L’azienda non è stata presa di mira durante gli ultimi due anni del conflitto ha, oggi, 60 operai stagionali, assieme ai 15 dipendenti fissi nella tenuta di 20 ettari. La vendemmia è prevista tra ottobre e novembre. Nonostante tutto gli investimenti non si fermano: verranno piantati nuovi vigneti. “Il vino ci ha legato a questa terra – spiega Karim Saadé – non possiamo fare i bagagli e chiudere tutto”.

Il cuore di Château Bargylus è una cantina da 600 mila bottiglie l’anno, le uve sono Cabernet Sauvignon, Syrah e Merlot per i rossi, Chardonnay e Sauvignon per i bianchi. La famiglia Saadé ha origini greco ortodosse. Sia i bianchi che i rossi si attestano sui 14 gradi. Degustando i rossi troveremo profumi mediterranei, soprattutto cedro e eucalipto; mentre i bianchi sono freschi, fruttati e salini.

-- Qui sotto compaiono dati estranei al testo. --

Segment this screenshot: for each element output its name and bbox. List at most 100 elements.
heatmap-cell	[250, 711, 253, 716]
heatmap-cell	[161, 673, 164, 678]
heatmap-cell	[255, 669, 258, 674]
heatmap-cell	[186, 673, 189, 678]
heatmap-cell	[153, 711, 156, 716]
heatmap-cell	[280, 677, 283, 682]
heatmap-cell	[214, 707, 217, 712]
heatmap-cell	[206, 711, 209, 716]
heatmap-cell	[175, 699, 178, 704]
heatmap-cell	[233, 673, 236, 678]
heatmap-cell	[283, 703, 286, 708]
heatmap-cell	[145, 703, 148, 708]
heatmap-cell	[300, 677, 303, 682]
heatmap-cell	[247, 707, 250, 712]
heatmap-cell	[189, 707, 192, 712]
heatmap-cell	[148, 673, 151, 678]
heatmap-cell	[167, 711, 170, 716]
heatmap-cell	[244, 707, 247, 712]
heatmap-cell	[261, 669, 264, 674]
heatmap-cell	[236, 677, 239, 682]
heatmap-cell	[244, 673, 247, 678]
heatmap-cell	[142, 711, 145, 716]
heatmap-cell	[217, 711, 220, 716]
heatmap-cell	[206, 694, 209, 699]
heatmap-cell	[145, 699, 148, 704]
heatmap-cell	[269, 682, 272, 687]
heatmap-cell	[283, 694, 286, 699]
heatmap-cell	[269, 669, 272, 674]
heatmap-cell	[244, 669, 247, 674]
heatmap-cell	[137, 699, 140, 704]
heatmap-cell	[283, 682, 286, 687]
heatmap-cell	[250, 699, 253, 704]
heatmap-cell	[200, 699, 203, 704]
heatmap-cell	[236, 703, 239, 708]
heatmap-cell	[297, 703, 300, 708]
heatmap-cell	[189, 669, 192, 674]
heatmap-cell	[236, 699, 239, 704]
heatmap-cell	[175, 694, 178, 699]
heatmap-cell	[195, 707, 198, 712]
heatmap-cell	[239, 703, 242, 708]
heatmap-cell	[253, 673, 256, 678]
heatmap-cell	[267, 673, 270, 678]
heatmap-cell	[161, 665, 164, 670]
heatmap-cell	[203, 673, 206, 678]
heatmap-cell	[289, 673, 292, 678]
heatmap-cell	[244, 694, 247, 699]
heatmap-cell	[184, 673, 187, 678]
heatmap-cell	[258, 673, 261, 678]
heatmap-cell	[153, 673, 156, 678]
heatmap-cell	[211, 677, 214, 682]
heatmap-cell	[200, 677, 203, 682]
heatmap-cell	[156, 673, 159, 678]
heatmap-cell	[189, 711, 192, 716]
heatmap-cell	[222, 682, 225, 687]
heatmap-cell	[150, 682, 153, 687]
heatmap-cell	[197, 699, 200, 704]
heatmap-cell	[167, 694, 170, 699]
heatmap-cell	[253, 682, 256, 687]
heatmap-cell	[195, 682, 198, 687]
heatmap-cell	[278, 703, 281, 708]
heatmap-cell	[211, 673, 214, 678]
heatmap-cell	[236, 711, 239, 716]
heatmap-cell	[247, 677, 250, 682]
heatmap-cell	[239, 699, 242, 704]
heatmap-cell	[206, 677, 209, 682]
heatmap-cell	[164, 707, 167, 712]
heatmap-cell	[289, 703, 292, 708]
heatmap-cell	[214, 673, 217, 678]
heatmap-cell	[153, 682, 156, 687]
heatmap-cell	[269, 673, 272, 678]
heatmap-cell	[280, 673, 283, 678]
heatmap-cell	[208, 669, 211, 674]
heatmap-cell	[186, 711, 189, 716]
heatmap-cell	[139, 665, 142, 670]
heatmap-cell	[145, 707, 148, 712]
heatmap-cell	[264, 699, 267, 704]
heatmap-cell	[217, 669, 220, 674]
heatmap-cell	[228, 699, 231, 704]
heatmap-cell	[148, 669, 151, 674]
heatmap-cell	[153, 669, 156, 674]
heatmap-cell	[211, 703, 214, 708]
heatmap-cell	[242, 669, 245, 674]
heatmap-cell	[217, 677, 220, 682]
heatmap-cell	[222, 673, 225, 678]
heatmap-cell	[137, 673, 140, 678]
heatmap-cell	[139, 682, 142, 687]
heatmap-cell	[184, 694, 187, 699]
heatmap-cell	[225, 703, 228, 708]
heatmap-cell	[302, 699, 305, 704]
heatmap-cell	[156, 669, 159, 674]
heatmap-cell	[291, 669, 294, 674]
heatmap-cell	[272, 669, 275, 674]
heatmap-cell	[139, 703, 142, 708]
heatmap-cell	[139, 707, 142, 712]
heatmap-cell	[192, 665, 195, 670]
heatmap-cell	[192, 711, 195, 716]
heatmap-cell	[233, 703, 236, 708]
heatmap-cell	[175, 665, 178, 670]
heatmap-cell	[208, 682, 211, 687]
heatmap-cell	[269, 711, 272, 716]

I fratelli Saadé sostengono che se anche avessero avuto il sospetto, dieci anni fa, di quello che sarebbe successo in Siria, sarebbero tornati lo stesso per impiantare vigneti. Una tenacia degna del sonetto al vino, un tempo cantato “dall’arabo e dal persiano”, da Jorge Luis Borges nel Sonetto al vino: “Nella notte del giubilo e nell’infausto giorno \ esalta l’allegria o attenua la paura \ e questo ditirambo nuovo che oggi gli canto\  lo intonarono un giorno l’arabo e il persiano”.